— Гуд бай, пайлот! — сказал матрос.
У Анри Лорана не было сил даже ответить ему. Катер отвалил от борта теплохода и помчался за оконечность мыса, где был причал лоцманской службы порта Гамильтон...
... На мостике лайнера в динамике громкой связи раздался голос главного механика Сладкова:
— Николай Иванович! Вторая машина готова к пуску.
— О'кей, Боря. Запускай, — ответил ему капитан.
На штурманском столе старпом вместе с вахтенным штурманом расстилал карту следующего района плавания — пролива Корфа.
Вернулся на мостик матрос, провожавший лоцмана. Увидел фирменный пластиковый пакет «Посейдона» с традиционной балалайкой, матрешкой и бутылкой «Столичной», приготовленный, как обычно, в подарок незнакомому лоцману, поднял пакет за ручки и, не обращаясь ни к кому, слегка растерянно спросил:
— А с этим теперь что делать?..
Капитан повернулся к нему, увидел пакет, заметил торчащий из него гриф балалайки и приказал, почти не разжимая губ:
— Да выкинь ты все это за борт к е... К чертовой матери!..
... Мощный, быстроходный буксир «Торнадо» мчался наперерез лоцманскому катеру.
Твердо расставив ноги, Чарли стоял за штурвалом и направлял стальной нос буксира прямо в борт небольшого катера. Прищурив один глаз, он будто целился в катер сквозь оптический прицел...
В одно мгновение поняв, что сейчас должно произойти, Стенли Уоррен напряженно проговорил:
— Вы этого не сделаете, Чарли! Я прошу вас...
Но Чарли довел обороты двигателя почти до максимальных, резко увеличил скорость «Торнадо» и крикнул не поворачиваясь:
— Не сходите с ума, Уоррен! Лоран — самый чудовищный свидетель!
— Чарли!.. Я умоляю вас... прекратите! Оставьте старика в покое!.. Я уверен — Лоран тут ни при чем!.. Чарли!.. Там на мостике стояли очень опытные парни...
— Заткнитесь немедленно! Вы такое же дерьмо, как и ваш Лоран! — прокричал ему Чарли.
Видя, что Чарли не реагирует ни на одно его слово, Стенли метнулся к рундуку с сигнальными флагами, откинул крышку рундука и выхватил оттуда короткоствольный автоматический «винчестер».
— Вы этого не сделаете, Чарли!!!
Чарли оставил на штурвале одну руку, повернулся и тут же несколько раз выстрелил Стенли Уоррену в живот.

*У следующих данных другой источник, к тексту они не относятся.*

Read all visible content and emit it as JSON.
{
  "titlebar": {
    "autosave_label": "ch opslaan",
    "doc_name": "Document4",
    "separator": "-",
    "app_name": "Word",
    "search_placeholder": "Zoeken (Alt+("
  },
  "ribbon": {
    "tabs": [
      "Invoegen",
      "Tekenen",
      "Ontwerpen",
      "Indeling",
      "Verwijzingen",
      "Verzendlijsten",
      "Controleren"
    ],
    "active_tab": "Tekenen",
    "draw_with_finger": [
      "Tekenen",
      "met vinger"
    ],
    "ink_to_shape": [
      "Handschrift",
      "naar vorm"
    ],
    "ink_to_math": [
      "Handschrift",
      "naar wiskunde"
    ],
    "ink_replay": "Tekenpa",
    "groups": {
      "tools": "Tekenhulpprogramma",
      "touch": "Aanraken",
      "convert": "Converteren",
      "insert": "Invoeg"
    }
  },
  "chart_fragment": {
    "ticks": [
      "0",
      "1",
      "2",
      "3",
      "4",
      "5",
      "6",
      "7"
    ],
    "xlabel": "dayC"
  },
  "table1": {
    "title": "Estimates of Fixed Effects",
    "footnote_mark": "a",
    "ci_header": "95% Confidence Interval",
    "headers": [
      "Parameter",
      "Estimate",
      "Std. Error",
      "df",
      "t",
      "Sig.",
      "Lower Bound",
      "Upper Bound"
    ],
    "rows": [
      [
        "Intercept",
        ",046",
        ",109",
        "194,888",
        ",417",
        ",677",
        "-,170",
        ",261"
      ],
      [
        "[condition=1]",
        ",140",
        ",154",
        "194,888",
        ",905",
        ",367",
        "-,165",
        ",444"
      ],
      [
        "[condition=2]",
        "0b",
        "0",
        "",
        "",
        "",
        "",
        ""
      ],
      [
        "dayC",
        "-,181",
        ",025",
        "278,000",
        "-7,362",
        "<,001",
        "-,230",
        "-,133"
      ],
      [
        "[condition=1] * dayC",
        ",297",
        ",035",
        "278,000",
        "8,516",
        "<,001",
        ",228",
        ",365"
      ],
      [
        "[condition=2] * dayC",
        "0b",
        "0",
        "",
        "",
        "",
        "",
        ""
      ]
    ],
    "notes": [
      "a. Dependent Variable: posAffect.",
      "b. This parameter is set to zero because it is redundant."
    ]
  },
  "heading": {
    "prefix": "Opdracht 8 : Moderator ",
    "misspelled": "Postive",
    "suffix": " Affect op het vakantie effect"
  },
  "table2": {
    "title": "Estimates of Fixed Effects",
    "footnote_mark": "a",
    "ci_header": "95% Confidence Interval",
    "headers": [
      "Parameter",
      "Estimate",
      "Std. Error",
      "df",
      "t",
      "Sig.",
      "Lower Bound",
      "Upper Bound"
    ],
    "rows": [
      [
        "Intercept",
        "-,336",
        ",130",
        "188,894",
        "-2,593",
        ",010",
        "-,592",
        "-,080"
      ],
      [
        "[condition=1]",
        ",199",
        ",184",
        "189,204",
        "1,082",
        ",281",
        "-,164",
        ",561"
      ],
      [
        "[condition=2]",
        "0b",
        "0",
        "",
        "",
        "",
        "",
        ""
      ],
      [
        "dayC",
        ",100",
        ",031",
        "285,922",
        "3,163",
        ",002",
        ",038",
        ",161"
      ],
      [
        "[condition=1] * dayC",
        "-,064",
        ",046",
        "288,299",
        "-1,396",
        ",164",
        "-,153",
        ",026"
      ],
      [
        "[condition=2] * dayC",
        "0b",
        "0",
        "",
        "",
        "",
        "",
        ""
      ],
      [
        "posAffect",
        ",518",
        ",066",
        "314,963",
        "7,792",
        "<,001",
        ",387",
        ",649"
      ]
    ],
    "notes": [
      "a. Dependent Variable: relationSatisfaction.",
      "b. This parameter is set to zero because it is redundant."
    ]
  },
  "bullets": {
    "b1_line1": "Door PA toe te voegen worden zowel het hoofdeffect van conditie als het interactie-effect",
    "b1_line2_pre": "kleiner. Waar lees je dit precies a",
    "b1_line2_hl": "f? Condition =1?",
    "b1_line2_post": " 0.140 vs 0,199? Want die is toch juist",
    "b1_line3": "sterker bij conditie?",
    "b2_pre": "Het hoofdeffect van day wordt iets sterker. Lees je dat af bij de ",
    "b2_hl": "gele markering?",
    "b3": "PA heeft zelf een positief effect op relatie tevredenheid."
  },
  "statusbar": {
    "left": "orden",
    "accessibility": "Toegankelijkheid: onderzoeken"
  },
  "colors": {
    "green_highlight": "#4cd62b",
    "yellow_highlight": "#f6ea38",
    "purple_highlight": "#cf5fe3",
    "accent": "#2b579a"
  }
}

Стенли отбросило к задней стенке рубки... Он грохнулся на маленький диванчик, скатился с него прямо под ноги Чарли и умер, так и не успев нажать на курок «винчестера»...
* * *
... Молоденький парнишка — рулевой лоцманского катера увидел летящий на него буксир «Торнадо» и в ужасе закричал:
— Что они делают?! Мистер Лоран, что они делают?!
Анри Лоран поднял голову, увидел точно нацеленный на борт его катера тяжелый нос «Торнадо» и мгновенно принял решение.
— Прыгай за борт! — крикнул он мальчишке. — Прыгай, сынок!!!
Он перехватил у парнишки штурвал и на полном ходу сильным толчком выбросил мальчишку из катера.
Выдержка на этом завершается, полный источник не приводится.